Status Update Templates

Investigating:

[Investigating] We are aware of issues affecting [component]. Our team is investigating. We will provide an update within 30 minutes.

Identified:

[Identified] The issue has been identified as [brief description]. We are working on a fix. ETA for resolution: [time estimate].

Monitoring:

[Monitoring] A fix has been deployed. We are monitoring the system for stability. Service should be fully restored.

Resolved:

[Resolved] The incident affecting [component] has been resolved.

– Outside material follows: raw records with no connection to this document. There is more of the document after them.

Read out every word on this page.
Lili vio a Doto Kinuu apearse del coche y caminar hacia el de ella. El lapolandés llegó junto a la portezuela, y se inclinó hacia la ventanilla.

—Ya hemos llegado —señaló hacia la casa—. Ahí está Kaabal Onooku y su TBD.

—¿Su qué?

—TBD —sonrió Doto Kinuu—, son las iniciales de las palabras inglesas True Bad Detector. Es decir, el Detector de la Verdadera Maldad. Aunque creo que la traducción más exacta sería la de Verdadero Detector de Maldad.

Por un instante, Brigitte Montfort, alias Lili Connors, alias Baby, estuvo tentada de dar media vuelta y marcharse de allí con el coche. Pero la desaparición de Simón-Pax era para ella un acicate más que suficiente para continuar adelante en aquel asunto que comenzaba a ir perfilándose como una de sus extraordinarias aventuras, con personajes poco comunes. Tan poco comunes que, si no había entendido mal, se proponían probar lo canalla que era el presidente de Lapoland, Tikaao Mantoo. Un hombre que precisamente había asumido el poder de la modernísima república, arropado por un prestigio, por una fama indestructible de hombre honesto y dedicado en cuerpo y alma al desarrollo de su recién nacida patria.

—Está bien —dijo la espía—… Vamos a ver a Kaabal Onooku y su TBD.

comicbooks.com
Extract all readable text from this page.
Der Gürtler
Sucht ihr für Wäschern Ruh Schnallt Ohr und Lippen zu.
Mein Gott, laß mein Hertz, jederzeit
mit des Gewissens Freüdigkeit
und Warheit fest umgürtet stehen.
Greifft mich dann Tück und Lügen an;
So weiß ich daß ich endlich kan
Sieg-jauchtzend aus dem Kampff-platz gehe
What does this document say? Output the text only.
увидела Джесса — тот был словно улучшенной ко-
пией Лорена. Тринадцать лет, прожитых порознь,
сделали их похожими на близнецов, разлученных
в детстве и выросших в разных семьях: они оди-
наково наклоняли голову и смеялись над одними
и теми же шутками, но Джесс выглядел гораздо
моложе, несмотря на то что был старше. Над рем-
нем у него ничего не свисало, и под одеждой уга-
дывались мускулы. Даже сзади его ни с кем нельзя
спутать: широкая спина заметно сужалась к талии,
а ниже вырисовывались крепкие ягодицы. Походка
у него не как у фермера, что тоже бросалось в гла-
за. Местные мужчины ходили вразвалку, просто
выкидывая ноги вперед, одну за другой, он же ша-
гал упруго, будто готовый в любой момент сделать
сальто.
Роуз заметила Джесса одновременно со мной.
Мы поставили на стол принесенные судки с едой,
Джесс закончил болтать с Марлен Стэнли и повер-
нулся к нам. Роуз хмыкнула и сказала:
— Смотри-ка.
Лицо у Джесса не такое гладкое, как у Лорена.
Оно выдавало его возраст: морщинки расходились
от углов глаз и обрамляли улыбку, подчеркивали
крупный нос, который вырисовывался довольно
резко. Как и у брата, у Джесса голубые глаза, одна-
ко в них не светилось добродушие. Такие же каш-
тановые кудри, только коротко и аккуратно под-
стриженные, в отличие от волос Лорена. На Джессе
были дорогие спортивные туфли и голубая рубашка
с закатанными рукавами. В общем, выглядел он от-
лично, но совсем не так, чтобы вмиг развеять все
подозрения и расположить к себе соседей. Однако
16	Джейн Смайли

Duration: [X hours/minutes]. Root cause: [brief summary]. A full post-incident review will follow.

---

7. Post-Incident Review Template

Complete this template within 48 hours of incident resolution.

# Post-Incident Review: [INCIDENT-TITLE]

**Date**: YYYY-MM-DD
**Duration**: HH:MM
**Severity**: Critical / High / Medium / Low
**Author**: [Name]

## Timeline
| Time (UTC) | Event |
|------------|-------|
| HH:MM | First alert / detection |
| HH:MM | Investigation started |
| HH:MM | Root cause identified |
| HH:MM | Fix deployed |
| HH:MM | Service confirmed restored |

## Root Cause
[Detailed description of what went wrong and why.]

## Impact
- **Users affected**: [number or percentage]
- **Data loss**: [none / description]
- **Duration of degradation**: [time]
- **Revenue impact**: [if applicable]

## What Went Well
- [Item]

## What Could Be Improved
- [Item]

## Corrective Actions
| Action | Owner | Due Date | Status |
|--------|-------|----------|--------|
| [Action item] | [Name] | YYYY-MM-DD | Pending |

## Lessons Learned
[Key takeaways for the team.]

---

8. Emergency Contacts & Links

Status Pages

Service	URL
Neon Status	https://neonstatus.com
Cloudflare Status	https://www.cloudflarestatus.com

Management Consoles

Service	URL
Neon Console	https://console.neon.tech
Cloudflare Dashboard	https://dash.cloudflare.com
GitHub Repository	https://github.com/jaypatrick/bloqr-compiler
GitHub Issues	https://github.com/jaypatrick/bloqr-compiler/issues

Quick Reference Commands

# Check Worker health
curl -s https://bloqr-backend.workers.dev/health | jq .

# Tail Worker logs
wrangler tail

# List current secrets (names only)
wrangler secret list

# Rotate a secret
wrangler secret put SECRET_NAME

# Redeploy the Worker
wrangler deploy

# Check D1 database status
wrangler d1 info bloqr-backend-db

# Check KV namespace
wrangler kv namespace list

---

Remember: In a real incident, communicate early and often. A wrong estimate updated frequently is better than silence. Follow the runbooks, but use judgment — every incident is unique.